Defense of Marriage is Divisive

Seeing this issue, same sex marriage, introduced again in the NC General Assembly (SB 106 Defense of Marriage) reminded me that we asked about this issue in March 2009.  At the time, slightly less than half of North Carolinians (44%) ‘opposed any legal recognition for same sex couples,’ while right around a quarter of people supported civil unions or partnerships (28%), or full marriage rights for same sex couples (21%).  In essence, there is no majority support for either position, telling us that this is a very contentious issue for North Carolinians.

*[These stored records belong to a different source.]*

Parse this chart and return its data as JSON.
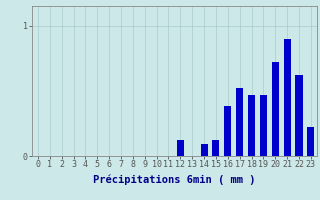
{
  "categories": [
    0,
    1,
    2,
    3,
    4,
    5,
    6,
    7,
    8,
    9,
    10,
    11,
    12,
    13,
    14,
    15,
    16,
    17,
    18,
    19,
    20,
    21,
    22,
    23
  ],
  "values": [
    0,
    0,
    0,
    0,
    0,
    0,
    0,
    0,
    0,
    0,
    0,
    0,
    0.12,
    0,
    0.09,
    0.12,
    0.38,
    0.52,
    0.47,
    0.47,
    0.72,
    0.9,
    0.62,
    0.22
  ],
  "bar_color": "#0000cc",
  "bg_color": "#cce8e8",
  "grid_color": "#aacccc",
  "xlabel": "Précipitations 6min ( mm )",
  "ylim": [
    0,
    1.15
  ],
  "xlim": [
    -0.5,
    23.5
  ],
  "xlabel_fontsize": 7.5,
  "tick_fontsize": 6,
  "bar_width": 0.6
}
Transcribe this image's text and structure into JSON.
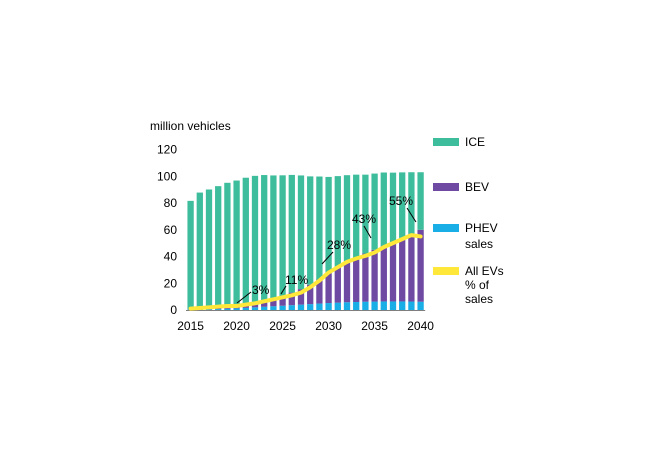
{
  "chart_data": {
    "type": "bar",
    "stacked": true,
    "y_unit_label": "million vehicles",
    "x": [
      2015,
      2016,
      2017,
      2018,
      2019,
      2020,
      2021,
      2022,
      2023,
      2024,
      2025,
      2026,
      2027,
      2028,
      2029,
      2030,
      2031,
      2032,
      2033,
      2034,
      2035,
      2036,
      2037,
      2038,
      2039,
      2040
    ],
    "x_ticks": [
      2015,
      2020,
      2025,
      2030,
      2035,
      2040
    ],
    "y_ticks": [
      0,
      20,
      40,
      60,
      80,
      100,
      120
    ],
    "ylim": [
      0,
      120
    ],
    "series": [
      {
        "name": "PHEV sales",
        "color": "#1aaee6",
        "values": [
          0.3,
          0.4,
          0.5,
          0.7,
          0.9,
          1.2,
          1.6,
          2.0,
          2.4,
          2.8,
          3.2,
          3.6,
          4.0,
          4.4,
          4.8,
          5.2,
          5.5,
          5.8,
          6.0,
          6.2,
          6.3,
          6.4,
          6.4,
          6.4,
          6.3,
          6.2
        ]
      },
      {
        "name": "BEV",
        "color": "#6e4aa3",
        "values": [
          0.3,
          0.4,
          0.6,
          0.9,
          1.2,
          1.6,
          2.3,
          3.3,
          4.5,
          5.8,
          7.5,
          9.4,
          11.6,
          14.5,
          18.0,
          22.3,
          26.6,
          30.0,
          33.2,
          36.0,
          38.7,
          41.4,
          44.3,
          47.5,
          50.7,
          53.8
        ]
      },
      {
        "name": "ICE",
        "color": "#3dbd9b",
        "values": [
          81,
          87,
          89,
          91,
          93,
          94,
          95,
          95,
          94,
          92,
          90,
          88,
          85,
          81,
          77,
          72,
          68,
          65,
          62,
          59,
          57,
          55,
          52,
          49,
          46,
          43
        ]
      },
      {
        "name": "All EVs % of sales",
        "type": "line",
        "color": "#ffe83a",
        "values": [
          1,
          1.5,
          2,
          2.5,
          3,
          3,
          4,
          5,
          6.5,
          8,
          9.5,
          11,
          13,
          17,
          22,
          28,
          32,
          36,
          38.5,
          40.5,
          43,
          47,
          50,
          53,
          56,
          55
        ]
      }
    ],
    "annotations": [
      "3%",
      "11%",
      "28%",
      "43%",
      "55%"
    ],
    "legend": [
      {
        "label_lines": [
          "ICE"
        ],
        "color": "#3dbd9b"
      },
      {
        "label_lines": [
          "BEV"
        ],
        "color": "#6e4aa3"
      },
      {
        "label_lines": [
          "PHEV",
          "sales"
        ],
        "color": "#1aaee6"
      },
      {
        "label_lines": [
          "All EVs",
          "% of",
          "sales"
        ],
        "color": "#ffe83a"
      }
    ]
  }
}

Interestingly, North Carolinians’ opinions largely mirror national opinion data on the issue; last September (2010) Pew Research found that 48% oppose and 42% favor ‘allowing gay and lesbian couples to marry legally.’ Though asked in a different manner, an AP/National Constitution Center Poll (in August 2010) found a majority of people (52%) believe the federal government should ‘give legal recognition to marriages between couples of the same sex’ and 46% believed the federal government should not do so (and it should be noted that these numbers were reversed the year before, i.e., in September 2009).  These results suggest that people may not support same sex marriage, but they seem to support legal recognition.  Again, in that same March 2009 Elon Poll, we found that 50% opposed and 43% supported ‘an amendment to the North Carolina constitution that would prevent any same sex marriages.’

Bottom line is that this issue so divides people, in North Carolina as elsewhere, that whatever action is taken will please about half the population and upset the other half.